Hanspeter,
     Okay, I see now that you are trying to leverage the openmpi support in
boost. This creates two different problems.

1) On 10.8 and earlier, openmpi uses the gcc-fsf-4.8 and g++-fsf-4.8
compilers so you would need to compile boost against that compiler.
However this will mean that when you link other c++ programs and c++
support libraries against boost1.55 on 10.8 or earlier,
it will be mixing two different libstdc++ releases. The c++ program and
support libraries will be linked against the system libstdc++
(which is from gcc 4.2.1) and boost1.55 will be linked against the newer
libstdc++ from gcc48. This might work but isn't really
a good idea in general.

2) On 10.9 and later, the openmpi compiler wrappers call the clang and
clang++ compilers for c and c++ code and the gfortran-fsf-4.8
compiler for fortran code. So your packaging is broken on 10.9 in that it
breaks the expected compiler usage for openmpi and prevents
the c++ code from being generated to use libc++. The libc++ and libstdc++
ABIs are incompatible and never should be mixed.
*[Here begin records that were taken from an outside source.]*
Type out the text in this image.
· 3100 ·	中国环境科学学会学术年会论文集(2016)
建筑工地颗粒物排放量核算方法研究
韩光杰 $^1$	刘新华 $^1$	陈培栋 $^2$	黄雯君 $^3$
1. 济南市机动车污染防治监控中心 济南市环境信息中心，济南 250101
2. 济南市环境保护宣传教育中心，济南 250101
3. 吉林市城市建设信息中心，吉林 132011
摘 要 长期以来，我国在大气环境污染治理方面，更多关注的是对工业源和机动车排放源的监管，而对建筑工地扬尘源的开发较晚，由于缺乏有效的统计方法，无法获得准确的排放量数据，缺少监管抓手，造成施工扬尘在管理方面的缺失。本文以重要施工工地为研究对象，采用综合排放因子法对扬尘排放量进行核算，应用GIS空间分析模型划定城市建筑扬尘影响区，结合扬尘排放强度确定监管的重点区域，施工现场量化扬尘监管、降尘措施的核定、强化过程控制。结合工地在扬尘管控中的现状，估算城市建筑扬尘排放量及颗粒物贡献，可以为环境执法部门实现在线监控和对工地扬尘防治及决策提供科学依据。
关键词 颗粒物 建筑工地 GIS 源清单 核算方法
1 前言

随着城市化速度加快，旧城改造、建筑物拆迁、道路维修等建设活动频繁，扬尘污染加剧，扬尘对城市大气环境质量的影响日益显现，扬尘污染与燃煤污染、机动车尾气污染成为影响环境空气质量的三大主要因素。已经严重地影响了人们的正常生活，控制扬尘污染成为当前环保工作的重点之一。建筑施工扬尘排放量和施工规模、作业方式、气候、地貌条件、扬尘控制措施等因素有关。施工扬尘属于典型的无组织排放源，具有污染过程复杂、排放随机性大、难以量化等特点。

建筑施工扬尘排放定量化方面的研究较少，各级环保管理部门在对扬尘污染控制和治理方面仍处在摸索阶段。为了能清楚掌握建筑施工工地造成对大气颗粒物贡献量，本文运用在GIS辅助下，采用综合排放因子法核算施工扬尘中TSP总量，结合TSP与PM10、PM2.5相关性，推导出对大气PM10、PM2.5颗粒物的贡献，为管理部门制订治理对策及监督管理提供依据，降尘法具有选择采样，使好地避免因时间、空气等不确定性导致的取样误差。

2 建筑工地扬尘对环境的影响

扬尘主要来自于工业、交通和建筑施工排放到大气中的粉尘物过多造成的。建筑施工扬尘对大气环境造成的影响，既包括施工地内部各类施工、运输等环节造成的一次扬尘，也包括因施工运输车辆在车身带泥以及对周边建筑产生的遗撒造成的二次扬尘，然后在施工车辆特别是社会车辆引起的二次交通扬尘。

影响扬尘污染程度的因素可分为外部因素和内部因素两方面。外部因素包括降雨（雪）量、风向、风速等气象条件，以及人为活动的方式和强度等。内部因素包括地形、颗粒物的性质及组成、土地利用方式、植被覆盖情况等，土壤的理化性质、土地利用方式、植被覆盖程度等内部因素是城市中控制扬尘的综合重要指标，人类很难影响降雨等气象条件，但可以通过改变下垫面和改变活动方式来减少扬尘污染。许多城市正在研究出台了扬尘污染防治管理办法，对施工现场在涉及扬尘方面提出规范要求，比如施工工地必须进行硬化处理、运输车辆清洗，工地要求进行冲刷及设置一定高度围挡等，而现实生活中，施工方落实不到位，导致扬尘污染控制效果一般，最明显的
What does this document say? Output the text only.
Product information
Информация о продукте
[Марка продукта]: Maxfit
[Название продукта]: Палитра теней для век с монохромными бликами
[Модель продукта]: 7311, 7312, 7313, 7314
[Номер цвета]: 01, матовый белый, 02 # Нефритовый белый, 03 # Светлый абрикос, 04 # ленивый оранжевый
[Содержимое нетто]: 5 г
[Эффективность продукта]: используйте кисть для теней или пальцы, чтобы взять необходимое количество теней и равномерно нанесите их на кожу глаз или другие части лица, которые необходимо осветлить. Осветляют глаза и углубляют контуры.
On 10.9, you at least want to create a 10.9 variant for boost1.55 which
removes the usage of gcc-fsf-4.8 and g++-fsf-4.8 and restores
the usage of the clang and clang++ compilers via the compiler wrappers.

On reflection, I also don't think you want the stock boost1.55 to build
against openmpi in any case. There should be a boost1.55-openmpi
variant to do that. It really doesn't make sense to build the library as
openmpi code unless you intend to force all the packages that use
boost1.55 to be built with mpicc. mpicxx and mpif90.
                        Jack
ps Also are you sure you didn't enable openmpi in boost1.55 simply because
you were confusing it with openmp? The openmp support
is much more transparent and doesn't require the resulting executables to
be executed through utility programs ala mdrun like openmpi.


On Sat, Apr 26, 2014 at 12:14 PM, Jack Howarth <howarth.at.f...@gmail.com>wrote:

> Hanspeter,
>       What is the logic behind making boost1.55 build against the
> g++-fsf-4.8 compiler instead of clang++ on 10.9 and later? By doing that,
> you require any program that links against boost1.55 and all of its support
> libraries to be built with g++-fsf-4.8. We were very careful when Mavericks
> landed to make sure that boost1.53 properly built against libc++ from
> clang++ rather than any of the libstdc++ releases (system or fsf gcc). This
> seems like a major regression in the packaging compared to boost1.53. I am
> surprised you resorted to that as the newer boost release should have even
> more libc++ related fixes than 1.53 did.